A Feb 24, 2013, Missourian story said that St. Francis Hospital broke ground in November on a $127 million expansion and renovation project. I spotted the work on my way to Best Buy the other day.
Big hole and lots of rock
It’s incredible how big the facility has grown and how much bigger this is going to make it.
Earlier St. Francis Stories
- St. Francis growth between 1976 and 2011
- “Nun Circus” with vintage photos of fundraiser at old hospital
- Old hospital being torn down, plus photos of old neighborhood
- Vintage photos of old St. Francis laundry
- Dr. Herbert – pediatrician located across from St. Francis
- Last baby born in old hospital
- St. Francis mural
- Doctors Wilson and Estes
Forgetting that this is more land removed from Cape’s property tax base (thus increasing the tax burden on private property owners), perhaps Cape would be better off if one hospital bought the other as illustrated in the article below:
http://www.stltoday.com/print/a-section/rivalry-drives-up-medical-charges-in-cape-girardeau/article_7a25fda1-79e3-5586-914e-9bd8b3cc2d11.html
Harold is correct the acrage is removed from the tax rolls. However all the extra income that is brought into the city is way more than the taxes we would get from a empty field that would be there if there was not Hospital at that corner. Plus all the other businesses that are there because of the hospital. I think over all this is good deal for the city and the whole area.
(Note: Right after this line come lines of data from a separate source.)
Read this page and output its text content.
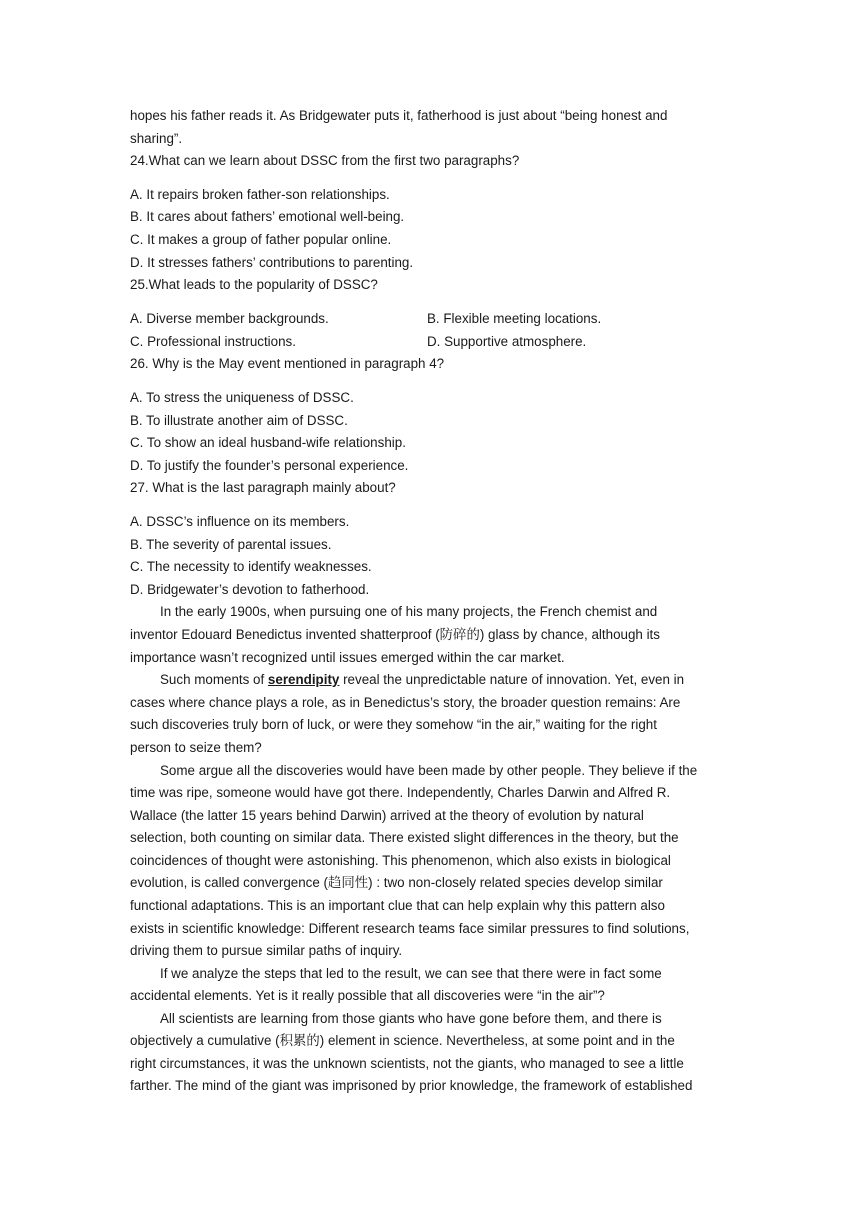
hopes his father reads it. As Bridgewater puts it, fatherhood is just about “being honest and
sharing”.
24.What can we learn about DSSC from the first two paragraphs?
A. It repairs broken father-son relationships.
B. It cares about fathers’ emotional well-being.
C. It makes a group of father popular online.
D. It stresses fathers’ contributions to parenting.
25.What leads to the popularity of DSSC?
A. Diverse member backgrounds.	B. Flexible meeting locations.
C. Professional instructions.	D. Supportive atmosphere.
26. Why is the May event mentioned in paragraph 4?
A. To stress the uniqueness of DSSC.
B. To illustrate another aim of DSSC.
C. To show an ideal husband-wife relationship.
D. To justify the founder’s personal experience.
27. What is the last paragraph mainly about?
A. DSSC’s influence on its members.
B. The severity of parental issues.
C. The necessity to identify weaknesses.
D. Bridgewater’s devotion to fatherhood.
In the early 1900s, when pursuing one of his many projects, the French chemist and
inventor Edouard Benedictus invented shatterproof (防碎的) glass by chance, although its
importance wasn’t recognized until issues emerged within the car market.
Such moments of serendipity reveal the unpredictable nature of innovation. Yet, even in
cases where chance plays a role, as in Benedictus’s story, the broader question remains: Are
such discoveries truly born of luck, or were they somehow “in the air,” waiting for the right
person to seize them?
Some argue all the discoveries would have been made by other people. They believe if the
time was ripe, someone would have got there. Independently, Charles Darwin and Alfred R.
Wallace (the latter 15 years behind Darwin) arrived at the theory of evolution by natural
selection, both counting on similar data. There existed slight differences in the theory, but the
coincidences of thought were astonishing. This phenomenon, which also exists in biological
evolution, is called convergence (趋同性) : two non-closely related species develop similar
functional adaptations. This is an important clue that can help explain why this pattern also
exists in scientific knowledge: Different research teams face similar pressures to find solutions,
driving them to pursue similar paths of inquiry.
If we analyze the steps that led to the result, we can see that there were in fact some
accidental elements. Yet is it really possible that all discoveries were “in the air”?
All scientists are learning from those giants who have gone before them, and there is
objectively a cumulative (积累的) element in science. Nevertheless, at some point and in the
right circumstances, it was the unknown scientists, not the giants, who managed to see a little
farther. The mind of the giant was imprisoned by prior knowledge, the framework of established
As for the SEMO and ST. Francis driving up the prices to pay for expansion and new gizmo’s, well that a cost of doing business, and I expect the big hand of competition to level this out very shortly.
If we need two MRI’s and Robot that cuts on your heart and sings Dixie the market pay for it…if not then the robot will be singing some other place.
AAH, Terry… still the voice of reason!
When I was working as an orderly at the old St. Francis Hospital back in 1975 through 1977 while I was a SEMO nursing student, I helped move the patients out of the old hospital to the new one. What a job. It went smoothly but was a lot of work. The new (then) hospital was state of the art for the time. I suppose the new addition will be the latest and greatest with new technology. I believe the university took over the old hospital building and for a time it was the university’s nursing school headquarters. Now it is just history.
Here is a Frony photo of a St. Francis Hospital addition from 1939.
http://www.semissourian.com/blogs/flynch/entry/45895
If property taxes paid by local property owners were falling, Terry might have a case. But the fact that they are rising indicates that the justification he uses for the exemption for St. Francis, SEMO and Southeast does not hold.
when i worked at st.francis that area along mount auburn road was just a big parking lot for the employees. we had to through one door past a security desk. in the st.louis paper a while back an article listed how much higher the prices were in both medical centers than say st.louis or memphis.